Ao buscar aplicar esses princípios em nossa vida, é importante compreender que nossos desejos naturais, dados por Deus, não são pecados em si mesmos – eles resultam de se estar em carne e não na carne; nós somos seres humanos. Jesus teve fome, sede e cansaço (Mt 4:2; Jo 4:6-7; Mc 4:38). Deus nos deu desejos para o nosso bem e para nossa bênção. Se nunca tivéssemos fome, morreríamos de desnutrição; se não houvesse atração sexual, não haveria procriação. Deus providenciou para que a humanidade satisfizesse esses desejos de uma forma adequada à Sua santidade e sem pecado. “Mas, por causa da prostituição [fornicação JND], cada um tenha a sua própria mulher, e cada uma tenha o seu próprio marido” (1 Co 7:2). Nossos desejos, no entanto, podem e nos levam a pensamentos errados, e com certeza podem ser satisfeitos de maneira contrária à santidade de Deus. Quando nos permitimos entreter pensamentos errados (as tentações internas que sentimos), o desejo se torna concupiscência. A raiz da concupiscência é o pecado (Rm 7:8). É falso dizer que a tentação e a concupiscência não são pecado a menos que ajamos de acordo com elas. Certamente, quando a concupiscência age, o pecado é consumado, mas o pecado estava presente muito antes (Tg 1:15). Devemos manter nossos pensamentos em sujeição à Palavra de Deus. Existem coisas práticas que podemos fazer para ajudar, mas o mais importante, é que devemos reconhecer que o poder de colocar essas coisas em prática não vem de nós mesmos, mas de Deus por meio do Espírito Santo.

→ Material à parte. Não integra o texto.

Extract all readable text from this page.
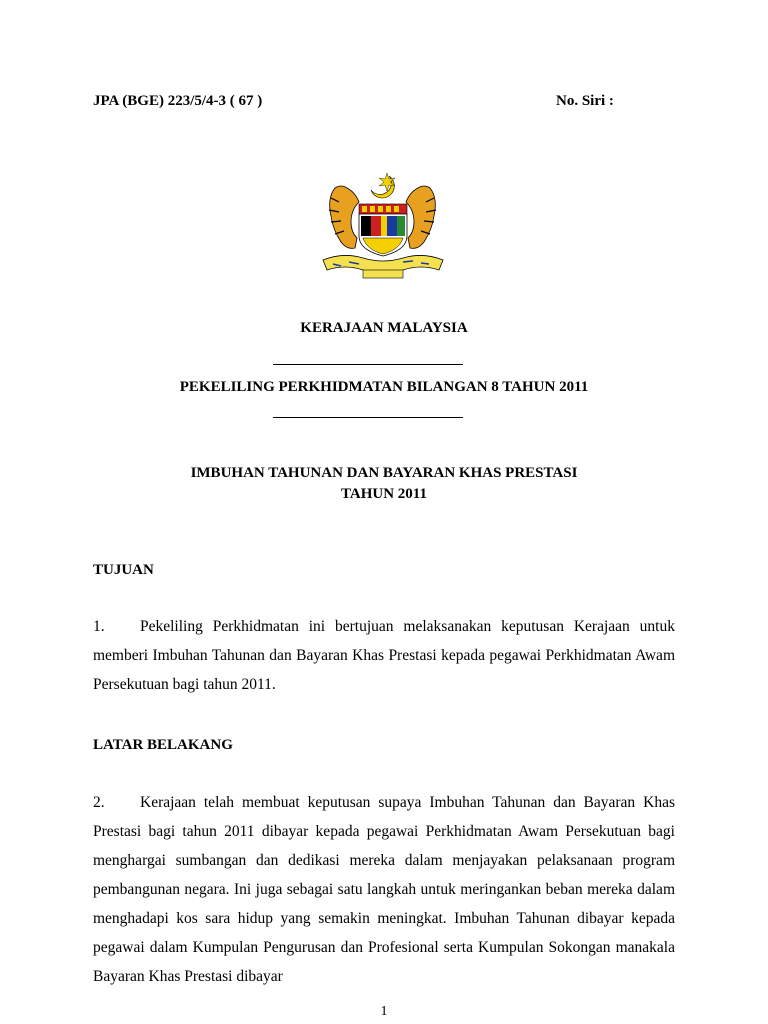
JPA (BGE) 223/5/4-3 ( 67 )	No. Siri :
KERAJAAN MALAYSIA
PEKELILING PERKHIDMATAN BILANGAN 8 TAHUN 2011
IMBUHAN TAHUNAN DAN BAYARAN KHAS PRESTASI
TAHUN 2011
TUJUAN

1. Pekeliling Perkhidmatan ini bertujuan melaksanakan keputusan Kerajaan untuk memberi Imbuhan Tahunan dan Bayaran Khas Prestasi kepada pegawai Perkhidmatan Awam Persekutuan bagi tahun 2011.

LATAR BELAKANG

2. Kerajaan telah membuat keputusan supaya Imbuhan Tahunan dan Bayaran Khas Prestasi bagi tahun 2011 dibayar kepada pegawai Perkhidmatan Awam Persekutuan bagi menghargai sumbangan dan dedikasi mereka dalam menjayakan pelaksanaan program pembangunan negara. Ini juga sebagai satu langkah untuk meringankan beban mereka dalam menghadapi kos sara hidup yang semakin meningkat. Imbuhan Tahunan dibayar kepada pegawai dalam Kumpulan Pengurusan dan Profesional serta Kumpulan Sokongan manakala Bayaran Khas Prestasi dibayar

1
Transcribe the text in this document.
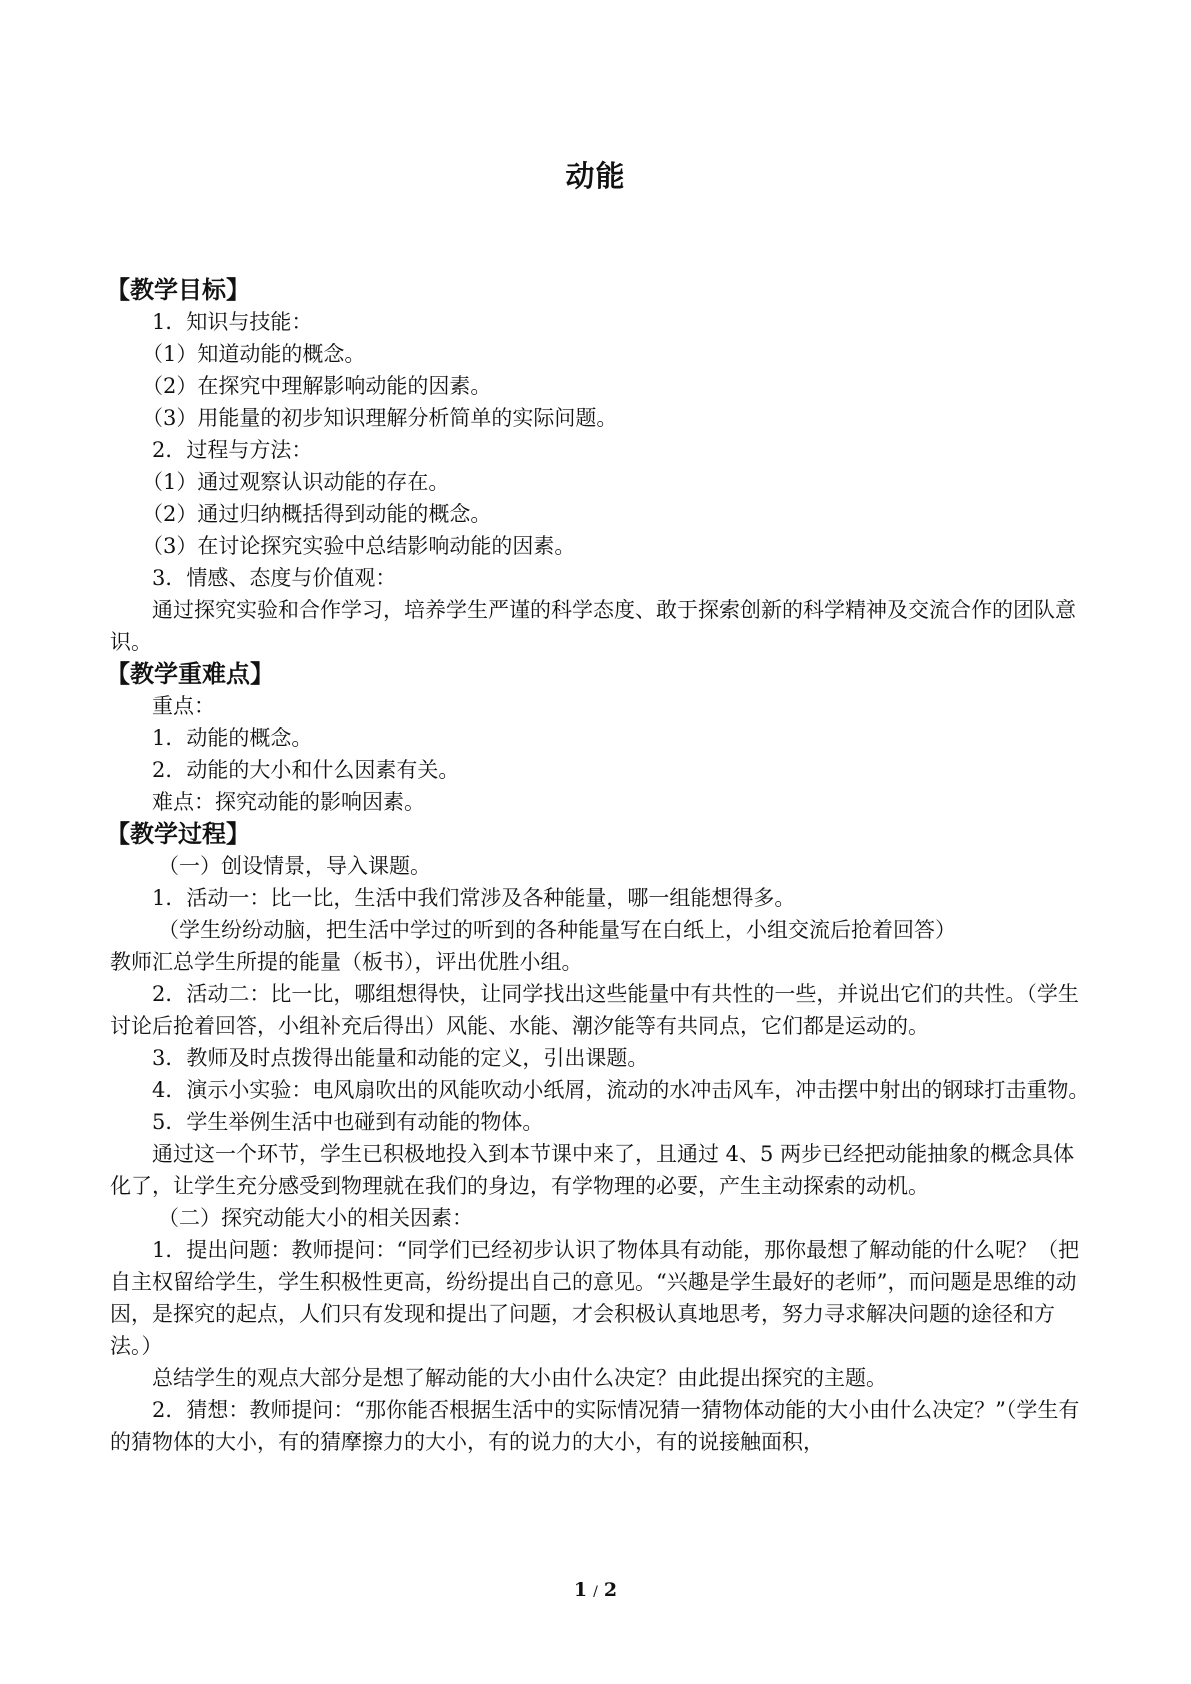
动能
【教学目标】

1．知识与技能：

（1）知道动能的概念。

（2）在探究中理解影响动能的因素。

（3）用能量的初步知识理解分析简单的实际问题。

2．过程与方法：

（1）通过观察认识动能的存在。

（2）通过归纳概括得到动能的概念。

（3）在讨论探究实验中总结影响动能的因素。

3．情感、态度与价值观：

通过探究实验和合作学习，培养学生严谨的科学态度、敢于探索创新的科学精神及交流合作的团队意识。

【教学重难点】

重点：

1．动能的概念。

2．动能的大小和什么因素有关。

难点：探究动能的影响因素。

【教学过程】

（一）创设情景，导入课题。

1．活动一：比一比，生活中我们常涉及各种能量，哪一组能想得多。

（学生纷纷动脑，把生活中学过的听到的各种能量写在白纸上，小组交流后抢着回答）

教师汇总学生所提的能量（板书），评出优胜小组。

2．活动二：比一比，哪组想得快，让同学找出这些能量中有共性的一些，并说出它们的共性。（学生讨论后抢着回答，小组补充后得出）风能、水能、潮汐能等有共同点，它们都是运动的。

3．教师及时点拨得出能量和动能的定义，引出课题。

4．演示小实验：电风扇吹出的风能吹动小纸屑，流动的水冲击风车，冲击摆中射出的钢球打击重物。

5．学生举例生活中也碰到有动能的物体。

通过这一个环节，学生已积极地投入到本节课中来了，且通过 4、5 两步已经把动能抽象的概念具体化了，让学生充分感受到物理就在我们的身边，有学物理的必要，产生主动探索的动机。

（二）探究动能大小的相关因素：

1．提出问题：教师提问：“同学们已经初步认识了物体具有动能，那你最想了解动能的什么呢？（把自主权留给学生，学生积极性更高，纷纷提出自己的意见。“兴趣是学生最好的老师”，而问题是思维的动因，是探究的起点，人们只有发现和提出了问题，才会积极认真地思考，努力寻求解决问题的途径和方法。）

总结学生的观点大部分是想了解动能的大小由什么决定？由此提出探究的主题。

2．猜想：教师提问：“那你能否根据生活中的实际情况猜一猜物体动能的大小由什么决定？”（学生有的猜物体的大小，有的猜摩擦力的大小，有的说力的大小，有的说接触面积，

1 / 2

Quando o Senhor Jesus foi tentado, nada n’Ele respondeu à tentação externa. Se eu colocar um ímã perto do ferro, imediatamente haverá uma atração entre eles. Se, por outro lado, eu colocar o ímã perto do ouro, nada daquele metal será atraído para o ímã. Da mesma forma, com nosso bendito Senhor, não foi simplesmente que Ele resistiu à tentação (como muitos afirmam), mas que não havia simplesmente nada n’Ele para responder à tentação. Ele era, por assim dizer, ouro puro. Enquanto tivermos a velha natureza em nós, haverá algo que reage à tentação – algo para o anzol de Satanás prender. Por esta razão, precisamos andar como aqueles que verdadeiramente se consideram mortos para o pecado, mas como vivos para Deus por Jesus Cristo nosso Senhor (Rm 6:11). A nova natureza não pode ser tentada.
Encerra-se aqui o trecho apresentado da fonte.